Une mobilisation sans précédent agite les couloirs de DeepMind, le prestigieux laboratoire londonien d’intelligence artificielle de Google. Mardi, un groupe de salariés a officiellement demandé à leur direction de reconnaître deux organisations syndicales, la CWU et Unite the Union. Leur objectif affiché est de faire de DeepMind le premier établissement de recherche avancée en IA au monde à bénéficier d’une représentation syndicale officielle.
Dans une lettre remise à la hiérarchie, les employés expriment de vives préoccupations quant à l’emploi de leurs technologies par Israël et l’armée américaine. Ils réclament le rétablissement d’un engagement antérieur, aujourd’hui abandonné, de ne pas développer d’armes ou d’outils de surveillance fondés sur l’intelligence artificielle. Ils demandent également la création d’un organe indépendant chargé de superviser les questions éthiques, ainsi que le droit pour chaque salarié de refuser de participer à certains projets pour des motifs moraux.
Les signataires, dont le nombre n’a pas été divulgué, ont accordé un délai de dix jours à la direction pour répondre à leur requête. Passé ce délai, ils menacent d’engager une procédure judiciaire formelle. La reconnaissance syndicale, précisent-ils, couvrirait au moins un millier de personnes rattachées au siège londonien de Google DeepMind.
L’entreprise a confirmé avoir reçu la lettre des syndicats. Un porte-parole a toutefois souligné qu’aucun vote en faveur de la syndicalisation n’avait eu lieu à ce stade. Il a réaffirmé l’attachement de la direction à un dialogue constructif avec ses équipes et à la création d’un environnement de travail positif et performant.
Cette contestation s’inscrit dans un contexte de débat éthique grandissant autour de l’utilisation militaire de l’intelligence artificielle.

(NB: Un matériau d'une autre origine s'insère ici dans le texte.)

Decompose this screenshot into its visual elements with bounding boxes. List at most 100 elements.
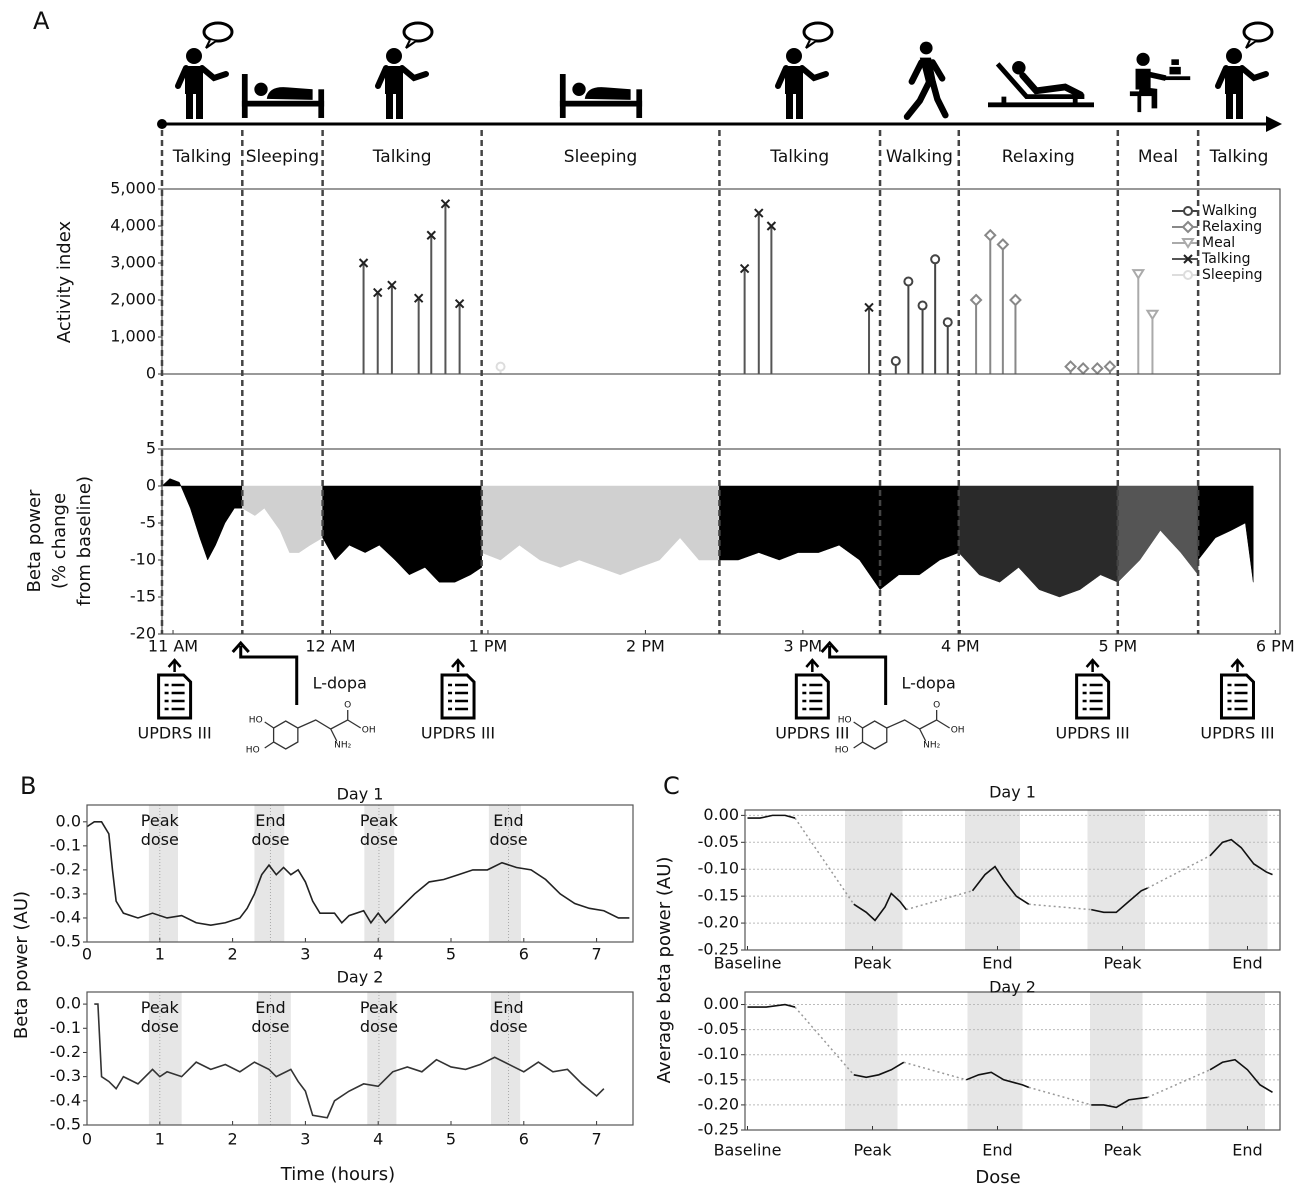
stem-marker: [983, 228, 997, 242]
y-tick-label: -0.15: [698, 886, 739, 905]
x-tick-label: Peak: [1104, 1141, 1143, 1160]
dose-window: [148, 992, 182, 1125]
assessment-arrow: [451, 658, 465, 672]
x-tick-label: 3: [300, 945, 310, 964]
stem-marker: [903, 276, 914, 287]
annotation-text: Peak dose: [359, 998, 398, 1036]
assessment: [794, 658, 830, 720]
y-tick-label: 5: [146, 439, 156, 458]
x-tick-label: 1 PM: [469, 637, 508, 656]
assessment-label: UPDRS III: [1200, 724, 1274, 743]
y-tick-label: 0: [146, 364, 156, 383]
y-tick-label: -0.5: [50, 1115, 81, 1134]
plot-frame: [744, 991, 1281, 1131]
legend-entry: Meal: [1172, 235, 1235, 251]
y-tick-label: 4,000: [110, 216, 156, 235]
area: [1197, 485, 1254, 583]
annotation: Peak dose: [360, 811, 398, 849]
stem: [996, 238, 1010, 374]
y-axis-label: Average beta power (AU): [654, 857, 675, 1084]
document-icon: [440, 673, 476, 720]
stem-marker: [413, 293, 424, 303]
atom-label: OH: [362, 726, 376, 736]
medication-label: L-dopa: [313, 674, 367, 693]
stem: [1145, 309, 1160, 374]
legend-entry: Walking: [1172, 203, 1257, 219]
y-tick-label: -0.5: [50, 932, 81, 951]
plot-frame: [86, 991, 634, 1126]
x-tick-label: Baseline: [714, 954, 782, 973]
stem-marker: [890, 356, 901, 367]
activity-label: Talking: [1209, 147, 1269, 167]
stem: [969, 293, 983, 374]
chart-title: Day 2: [989, 978, 1036, 997]
annotation: Peak dose: [141, 811, 179, 849]
x-tick-label: 2 PM: [626, 637, 665, 656]
legend-marker: [1183, 206, 1193, 216]
legend-marker: [1181, 220, 1195, 234]
x-tick-label: 5: [446, 945, 456, 964]
x-tick-label: 5 PM: [1098, 637, 1137, 656]
stem: [983, 228, 997, 374]
molecule-bonds: [264, 710, 362, 750]
y-tick-label: -0.05: [698, 1019, 739, 1038]
medication-arrow: [231, 640, 299, 705]
legend-entry: Talking: [1172, 251, 1250, 267]
x-tick-label: 5: [446, 1130, 456, 1149]
y-tick-label: -0.1: [50, 835, 81, 854]
annotation: End dose: [489, 811, 527, 849]
connector: [906, 890, 973, 911]
stem-marker: [495, 361, 506, 372]
x-axis-label: Time (hours): [280, 1164, 395, 1185]
series-line: [94, 1003, 605, 1119]
atom-label: HO: [838, 716, 852, 726]
dose-window: [965, 810, 1020, 950]
y-tick-label: -0.1: [50, 1018, 81, 1037]
stem-marker: [942, 317, 953, 328]
activity-label: Walking: [886, 147, 953, 167]
activity-label: Relaxing: [1002, 147, 1075, 167]
y-tick-label: -0.4: [50, 907, 81, 926]
y-tick-label: -10: [130, 550, 156, 569]
stem-marker: [358, 258, 369, 268]
y-tick-label: -0.4: [50, 1090, 81, 1109]
panel-label: A: [33, 7, 50, 35]
stem: [387, 280, 397, 374]
x-tick-label: 1: [155, 1130, 165, 1149]
y-tick-label: -0.15: [698, 1069, 739, 1088]
meal-icon: [1130, 53, 1190, 112]
y-tick-label: 1,000: [110, 327, 156, 346]
legend-marker: [1181, 238, 1195, 249]
x-tick-label: 6 PM: [1256, 637, 1295, 656]
assessment-arrow: [1230, 658, 1245, 672]
legend-label: Walking: [1202, 203, 1257, 219]
connector: [1147, 1069, 1211, 1099]
x-axis-label: Dose: [975, 1167, 1020, 1186]
y-tick-label: 0.0: [56, 994, 81, 1013]
y-axis-label: Activity index: [54, 221, 75, 344]
atom-label: OH: [951, 726, 965, 736]
assessment-arrow: [805, 658, 820, 672]
stem-marker: [1064, 360, 1077, 374]
stem-marker: [917, 300, 928, 311]
chart-title: Day 1: [989, 783, 1036, 802]
y-tick-label: -0.2: [50, 859, 81, 878]
stem-marker: [864, 302, 874, 313]
stem: [358, 258, 369, 374]
annotation: Peak dose: [141, 998, 179, 1036]
y-tick-label: -0.10: [698, 1044, 739, 1063]
plot-frame: [86, 804, 634, 943]
y-tick-label: -0.25: [698, 1120, 739, 1139]
dose-window: [258, 992, 291, 1125]
assessment-label: UPDRS III: [137, 724, 211, 743]
y-tick-label: -0.20: [698, 1094, 739, 1113]
stem-marker: [387, 280, 397, 290]
stem: [373, 287, 383, 374]
timeline-arrowhead: [1266, 116, 1282, 132]
stem-marker: [373, 287, 383, 298]
medication-label: L-dopa: [901, 674, 955, 693]
legend-entry: Sleeping: [1172, 267, 1263, 283]
y-tick-label: -0.20: [698, 913, 739, 932]
x-tick-label: 6: [519, 945, 529, 964]
stem-marker: [766, 221, 777, 231]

Le Pentagone a récemment annoncé avoir conclu des accords avec sept entreprises du secteur, dont Google, pour des opérations classifiées, y compris sur le champ de bataille. Avant même cette annonce, plus de six cents employés de Google avaient signé une lettre pour demander à leur direction de renoncer à fournir ses modèles d’IA à l’armée américaine.

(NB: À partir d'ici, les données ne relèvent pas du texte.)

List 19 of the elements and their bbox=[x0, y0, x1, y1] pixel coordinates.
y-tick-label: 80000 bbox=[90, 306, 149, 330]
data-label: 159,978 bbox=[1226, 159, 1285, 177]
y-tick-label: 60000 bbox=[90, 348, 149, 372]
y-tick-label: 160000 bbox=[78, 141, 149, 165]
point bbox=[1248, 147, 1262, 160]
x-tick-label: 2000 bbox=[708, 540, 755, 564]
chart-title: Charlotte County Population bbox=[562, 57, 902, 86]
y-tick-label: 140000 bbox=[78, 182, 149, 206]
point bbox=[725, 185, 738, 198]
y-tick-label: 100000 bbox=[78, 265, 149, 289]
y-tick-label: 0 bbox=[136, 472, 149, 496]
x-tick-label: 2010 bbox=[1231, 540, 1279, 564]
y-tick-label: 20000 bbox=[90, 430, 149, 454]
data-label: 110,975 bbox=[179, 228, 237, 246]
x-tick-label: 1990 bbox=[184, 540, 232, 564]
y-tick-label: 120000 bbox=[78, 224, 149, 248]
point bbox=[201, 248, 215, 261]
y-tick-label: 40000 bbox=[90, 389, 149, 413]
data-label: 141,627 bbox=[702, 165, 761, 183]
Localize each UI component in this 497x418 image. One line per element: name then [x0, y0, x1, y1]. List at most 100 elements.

Selon le communiqué de la CWU, le personnel de Google craint que ces accords n’ouvrent la voie à des armes autonomes et à une surveillance de masse. En 2018, une mobilisation interne avait déjà contraint Google à se retirer du projet Maven du Pentagone, qui utilisait l’IA pour analyser des images de drones. Depuis, le groupe a levé ses restrictions et affiché sa volonté de s’engager davantage dans les contrats militaires.